Background
Grade 3 1p/19q co-deleted oligodendroglioma is an uncommon primary CNS tumor with a high rate of progression and recurrence. This study examines the benefit of surgery after progression and identifies predictors of survival.
Methods
This is a single-institution retrospective cohort study of consecutive adult patients with anaplastic or grade 3 1p/19q co-deleted oligodendroglioma diagnosed between 2001-2020.
Results
80 patients with 1p/19q co-deleted grade 3 oligodendroglioma were included. The median age was 47 years (interquartile range 38–56) and 38.8% were women. All patients underwent surgery, including gross total resection (GTR) for 26.3% of patients, subtotal resection for 70.0% of patients, and biopsy for 3.8% of patients. 43 cases (53.8%) progressed at a median of 5.6 years, and the median OS was 14.1 years.
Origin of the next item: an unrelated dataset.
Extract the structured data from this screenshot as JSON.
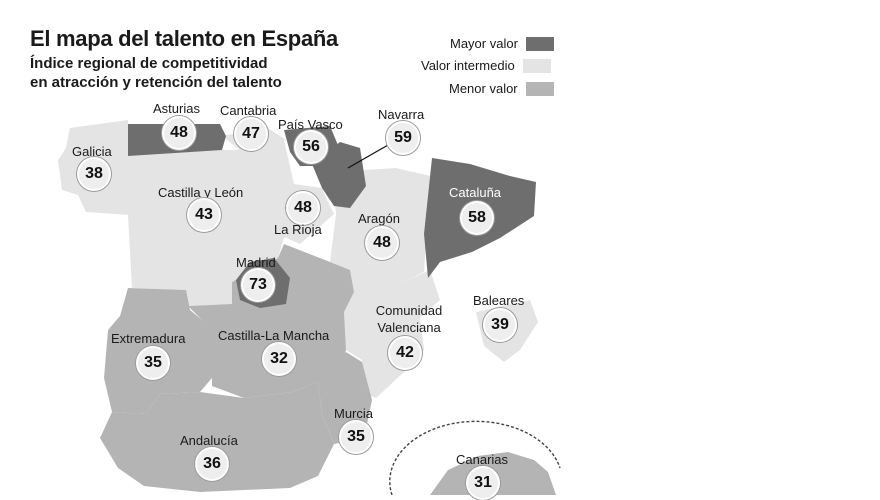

Amongst 43 cases of progression or recurrence, 21 (48.8%) underwent another resection. Patients who underwent a second operation had improved overall survival (p=0.041) and survival after progression/recurrence (p=0.012), but similar time to subsequent progression as patients who did not have repeat surgery (p=0.50). Predictors of mortality at initial diagnosis included a pre-operative KPS under 80 (HR 5.4; 95%CI 1.5-19.2), an STR or biopsy rather than GTR (HR 4.1; 95% CI 1.2-14.2), and a persistent post-operative neurologic deficit (HR 4.0; 95%CI 1.2-14.1).
Conclusions
Repeat surgery is associated with increased survival, but not time to subsequent progression for progressing or recurrent 1p/19q co-deleted grade 3 oligodendrogliomas recur. Mortality is associated with a pre-operative KPS under 80, lack of GTR, and persistent post-operative neurologic deficits after the initial surgery.